Ahead of the FA Cup semifinal against Tottenham in April, he refused to choose between two hotel options, the Wembley Hilton and The Landmark in Marylebone. He was told both had pros and cons, which were spelled out to him. He shrugged his shoulders, told staff to choose but was unhappy once in the Hilton because his favourite meeting room was being used by Microsoft.

According to sources, United even tried to accommodate Mourinho whenever they could and cancelled a series of sponsor events ahead of the Europa League final in Stockholm at his request despite spending thousands of pounds to fly a number of high-profile executives and their guests to Sweden.

These issues weren’t just related to members of staff. Mourinho’s most high-profile feud at United was with record signing Pogba, stripped of the vice captaincy in September, but at different times during his reign the squad had been puzzled by his treatment of Luke Shaw and Martial. Telling a news conference that Shaw had used “his body with my brain” after a positive performance in his first game in four months caused particular bewilderment within an unhappy dressing room.

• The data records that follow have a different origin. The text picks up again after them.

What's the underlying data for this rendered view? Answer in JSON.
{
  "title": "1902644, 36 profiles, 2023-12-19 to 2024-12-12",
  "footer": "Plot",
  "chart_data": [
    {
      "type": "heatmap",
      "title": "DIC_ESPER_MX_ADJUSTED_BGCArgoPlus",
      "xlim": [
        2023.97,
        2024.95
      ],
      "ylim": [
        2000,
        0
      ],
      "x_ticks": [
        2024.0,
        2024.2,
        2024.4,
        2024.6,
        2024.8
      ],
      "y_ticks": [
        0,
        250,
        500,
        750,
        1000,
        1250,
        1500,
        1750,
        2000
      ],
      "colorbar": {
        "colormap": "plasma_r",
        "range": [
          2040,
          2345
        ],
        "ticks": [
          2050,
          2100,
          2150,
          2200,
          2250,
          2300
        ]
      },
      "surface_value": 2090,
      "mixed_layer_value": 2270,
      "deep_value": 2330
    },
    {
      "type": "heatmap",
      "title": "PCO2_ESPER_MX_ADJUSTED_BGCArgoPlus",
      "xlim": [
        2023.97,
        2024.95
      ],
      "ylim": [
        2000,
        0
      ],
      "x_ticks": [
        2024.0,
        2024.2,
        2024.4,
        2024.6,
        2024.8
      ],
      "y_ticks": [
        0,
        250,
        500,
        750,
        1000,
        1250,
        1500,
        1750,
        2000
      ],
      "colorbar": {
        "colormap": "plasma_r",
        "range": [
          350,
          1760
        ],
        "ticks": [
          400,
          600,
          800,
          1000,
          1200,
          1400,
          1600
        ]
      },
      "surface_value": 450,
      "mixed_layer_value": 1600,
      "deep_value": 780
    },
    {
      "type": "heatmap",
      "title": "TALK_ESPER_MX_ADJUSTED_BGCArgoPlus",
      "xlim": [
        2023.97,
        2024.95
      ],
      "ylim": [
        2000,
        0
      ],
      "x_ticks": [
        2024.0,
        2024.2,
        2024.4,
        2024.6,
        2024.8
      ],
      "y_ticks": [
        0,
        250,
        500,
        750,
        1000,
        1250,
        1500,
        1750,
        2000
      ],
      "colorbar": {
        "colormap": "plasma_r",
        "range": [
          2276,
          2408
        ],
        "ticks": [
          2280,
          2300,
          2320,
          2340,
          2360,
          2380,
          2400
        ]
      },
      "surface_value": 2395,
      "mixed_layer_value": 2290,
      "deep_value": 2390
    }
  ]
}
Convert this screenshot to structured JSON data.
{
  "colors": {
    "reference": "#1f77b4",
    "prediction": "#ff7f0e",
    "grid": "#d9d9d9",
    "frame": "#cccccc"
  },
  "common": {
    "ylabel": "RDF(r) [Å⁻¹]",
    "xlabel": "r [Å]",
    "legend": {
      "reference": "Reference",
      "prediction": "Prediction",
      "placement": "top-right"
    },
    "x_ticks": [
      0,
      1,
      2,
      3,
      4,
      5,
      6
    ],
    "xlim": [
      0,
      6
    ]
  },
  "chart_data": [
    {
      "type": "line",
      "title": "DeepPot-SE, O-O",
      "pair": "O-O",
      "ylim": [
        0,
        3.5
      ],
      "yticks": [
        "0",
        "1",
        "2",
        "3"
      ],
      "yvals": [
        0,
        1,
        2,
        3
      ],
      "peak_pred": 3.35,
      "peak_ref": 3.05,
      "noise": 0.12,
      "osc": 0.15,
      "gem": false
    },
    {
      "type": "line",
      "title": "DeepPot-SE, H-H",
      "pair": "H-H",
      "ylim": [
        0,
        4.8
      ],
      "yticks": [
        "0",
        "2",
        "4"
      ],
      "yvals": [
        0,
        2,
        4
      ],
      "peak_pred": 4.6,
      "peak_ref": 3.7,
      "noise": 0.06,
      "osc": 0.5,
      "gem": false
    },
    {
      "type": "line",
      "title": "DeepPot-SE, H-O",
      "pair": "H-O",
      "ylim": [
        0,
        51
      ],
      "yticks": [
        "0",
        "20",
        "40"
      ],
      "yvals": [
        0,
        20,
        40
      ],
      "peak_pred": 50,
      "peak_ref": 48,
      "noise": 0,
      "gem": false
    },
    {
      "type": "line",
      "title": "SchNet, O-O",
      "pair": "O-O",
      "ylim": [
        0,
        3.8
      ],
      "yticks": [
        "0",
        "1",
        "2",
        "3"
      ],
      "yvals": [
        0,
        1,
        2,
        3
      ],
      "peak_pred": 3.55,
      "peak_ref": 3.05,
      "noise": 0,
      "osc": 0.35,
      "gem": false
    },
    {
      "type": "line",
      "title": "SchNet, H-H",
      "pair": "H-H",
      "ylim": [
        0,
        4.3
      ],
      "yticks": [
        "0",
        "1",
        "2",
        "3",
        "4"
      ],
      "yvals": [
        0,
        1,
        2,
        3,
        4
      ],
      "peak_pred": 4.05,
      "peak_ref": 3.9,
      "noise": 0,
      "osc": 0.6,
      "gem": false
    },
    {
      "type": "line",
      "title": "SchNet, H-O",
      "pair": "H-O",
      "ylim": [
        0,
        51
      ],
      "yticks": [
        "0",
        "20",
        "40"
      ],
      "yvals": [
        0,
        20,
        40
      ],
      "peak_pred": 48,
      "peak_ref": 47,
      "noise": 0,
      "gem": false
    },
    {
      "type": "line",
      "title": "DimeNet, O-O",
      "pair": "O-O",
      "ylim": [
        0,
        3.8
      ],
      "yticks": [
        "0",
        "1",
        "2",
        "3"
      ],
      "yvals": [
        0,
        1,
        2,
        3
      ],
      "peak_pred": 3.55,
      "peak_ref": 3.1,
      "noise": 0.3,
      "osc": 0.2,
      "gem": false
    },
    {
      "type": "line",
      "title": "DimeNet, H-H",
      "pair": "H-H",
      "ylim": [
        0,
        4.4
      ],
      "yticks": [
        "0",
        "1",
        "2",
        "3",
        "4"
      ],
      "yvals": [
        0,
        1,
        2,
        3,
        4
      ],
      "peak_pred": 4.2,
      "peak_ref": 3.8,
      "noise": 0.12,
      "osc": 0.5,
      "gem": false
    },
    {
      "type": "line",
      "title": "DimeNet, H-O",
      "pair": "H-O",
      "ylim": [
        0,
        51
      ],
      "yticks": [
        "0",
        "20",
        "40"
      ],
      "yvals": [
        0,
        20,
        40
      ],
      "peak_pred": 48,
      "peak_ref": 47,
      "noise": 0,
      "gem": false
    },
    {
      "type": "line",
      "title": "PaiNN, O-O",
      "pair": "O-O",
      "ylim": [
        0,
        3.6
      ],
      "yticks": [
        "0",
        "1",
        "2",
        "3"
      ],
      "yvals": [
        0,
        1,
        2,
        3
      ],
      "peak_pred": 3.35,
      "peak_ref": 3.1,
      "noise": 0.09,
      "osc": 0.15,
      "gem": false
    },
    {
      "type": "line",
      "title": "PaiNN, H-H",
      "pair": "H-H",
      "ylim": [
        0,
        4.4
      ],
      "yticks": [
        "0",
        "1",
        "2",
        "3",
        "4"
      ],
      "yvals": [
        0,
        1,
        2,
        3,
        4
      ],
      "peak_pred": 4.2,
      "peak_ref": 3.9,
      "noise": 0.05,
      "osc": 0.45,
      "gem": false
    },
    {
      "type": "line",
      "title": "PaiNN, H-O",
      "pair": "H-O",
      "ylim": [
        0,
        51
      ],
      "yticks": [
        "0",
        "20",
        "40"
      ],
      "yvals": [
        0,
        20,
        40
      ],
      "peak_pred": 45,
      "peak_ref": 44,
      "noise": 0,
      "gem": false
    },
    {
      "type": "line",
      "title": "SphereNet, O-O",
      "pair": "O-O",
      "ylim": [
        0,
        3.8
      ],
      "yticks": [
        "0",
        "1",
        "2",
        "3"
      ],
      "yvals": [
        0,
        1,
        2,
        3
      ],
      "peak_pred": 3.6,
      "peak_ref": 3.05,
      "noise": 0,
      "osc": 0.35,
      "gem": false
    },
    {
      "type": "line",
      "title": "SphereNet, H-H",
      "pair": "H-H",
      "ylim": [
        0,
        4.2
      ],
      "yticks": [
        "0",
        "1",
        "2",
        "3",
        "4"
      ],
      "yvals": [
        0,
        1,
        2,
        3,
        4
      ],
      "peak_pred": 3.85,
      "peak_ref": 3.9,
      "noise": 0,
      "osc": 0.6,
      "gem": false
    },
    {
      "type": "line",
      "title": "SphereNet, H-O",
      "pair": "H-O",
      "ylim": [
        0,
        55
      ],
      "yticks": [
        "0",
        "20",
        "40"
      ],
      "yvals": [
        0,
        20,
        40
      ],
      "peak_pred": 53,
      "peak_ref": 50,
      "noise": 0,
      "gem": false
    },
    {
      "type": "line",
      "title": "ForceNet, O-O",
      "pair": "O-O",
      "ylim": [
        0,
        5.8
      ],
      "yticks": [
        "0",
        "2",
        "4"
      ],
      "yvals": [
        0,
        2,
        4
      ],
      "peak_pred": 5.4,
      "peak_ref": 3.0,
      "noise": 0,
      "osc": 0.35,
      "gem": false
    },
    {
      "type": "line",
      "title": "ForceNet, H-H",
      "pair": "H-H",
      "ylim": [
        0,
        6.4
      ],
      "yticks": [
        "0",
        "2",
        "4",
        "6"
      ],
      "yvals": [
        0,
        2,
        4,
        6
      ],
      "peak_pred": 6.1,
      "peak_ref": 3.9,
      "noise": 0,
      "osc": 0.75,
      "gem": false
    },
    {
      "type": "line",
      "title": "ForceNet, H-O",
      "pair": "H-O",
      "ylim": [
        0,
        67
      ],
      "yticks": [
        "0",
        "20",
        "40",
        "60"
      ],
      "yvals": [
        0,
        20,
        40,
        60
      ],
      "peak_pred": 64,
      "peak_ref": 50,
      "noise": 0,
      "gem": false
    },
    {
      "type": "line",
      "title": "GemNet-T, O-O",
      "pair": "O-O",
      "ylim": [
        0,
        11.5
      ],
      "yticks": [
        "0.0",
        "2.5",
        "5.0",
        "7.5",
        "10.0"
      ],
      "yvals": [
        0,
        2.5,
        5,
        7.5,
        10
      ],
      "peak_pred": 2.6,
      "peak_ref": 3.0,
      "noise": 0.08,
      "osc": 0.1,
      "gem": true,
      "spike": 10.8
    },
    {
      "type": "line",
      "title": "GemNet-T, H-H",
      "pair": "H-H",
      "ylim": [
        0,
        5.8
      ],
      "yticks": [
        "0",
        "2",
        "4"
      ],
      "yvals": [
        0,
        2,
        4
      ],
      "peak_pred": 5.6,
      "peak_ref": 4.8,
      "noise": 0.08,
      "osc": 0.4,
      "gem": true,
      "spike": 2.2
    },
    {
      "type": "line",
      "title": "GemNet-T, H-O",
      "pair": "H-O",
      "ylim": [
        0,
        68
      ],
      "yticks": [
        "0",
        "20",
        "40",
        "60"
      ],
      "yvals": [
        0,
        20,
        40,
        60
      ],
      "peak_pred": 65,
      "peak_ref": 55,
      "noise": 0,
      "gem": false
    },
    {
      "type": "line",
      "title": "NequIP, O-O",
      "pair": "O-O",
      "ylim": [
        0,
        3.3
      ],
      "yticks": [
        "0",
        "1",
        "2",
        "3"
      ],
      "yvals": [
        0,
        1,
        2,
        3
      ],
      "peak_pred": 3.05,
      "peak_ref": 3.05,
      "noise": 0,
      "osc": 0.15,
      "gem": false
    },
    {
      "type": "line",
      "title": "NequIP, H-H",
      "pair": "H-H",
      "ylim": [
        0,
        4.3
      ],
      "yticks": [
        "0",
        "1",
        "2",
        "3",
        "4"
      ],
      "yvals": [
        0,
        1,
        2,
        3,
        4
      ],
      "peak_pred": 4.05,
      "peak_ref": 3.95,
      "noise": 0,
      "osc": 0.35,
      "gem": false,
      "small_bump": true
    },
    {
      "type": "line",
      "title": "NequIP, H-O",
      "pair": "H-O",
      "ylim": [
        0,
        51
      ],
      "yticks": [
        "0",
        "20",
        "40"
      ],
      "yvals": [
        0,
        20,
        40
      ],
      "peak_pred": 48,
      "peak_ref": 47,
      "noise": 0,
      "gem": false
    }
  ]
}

As well as disappointing results, a poor record in the transfer market and a style of football that failed to excite supporters, there was an overriding feeling that by the end Mourinho thought he was bigger than the club and his tenure had to end. By September, and despite agreeing a contract extension with Mourinho in January following his public flirtation with Paris Saint-Germain, the club were refusing to offer any cast-iron guarantees about his future.

Speculation linking Zinedine Zidane to Old Trafford — most of which generated in Spain — was knocked down after the dismal 3-1 defeat at West Ham, but questions about Mourinho in general were treated with more open-ended answers. Without the concrete backing Mourinho wanted, his agent, Jorge Mendes, was forced to step in by releasing a rare statement insisting that everything was fine.

It was telling that following Mourinho’s sacking on Tuesday morning, sources close to the club made it clear that both the caretaker manager and the next permanent boss would be leaders who could unite the players behind them and re-connect supporters to the club.

Sources told ESPN FC that the players were “shocked” when they were informed of the decision by Woodward at Carrington on Tuesday morning but that the general feeling was one of “relief.”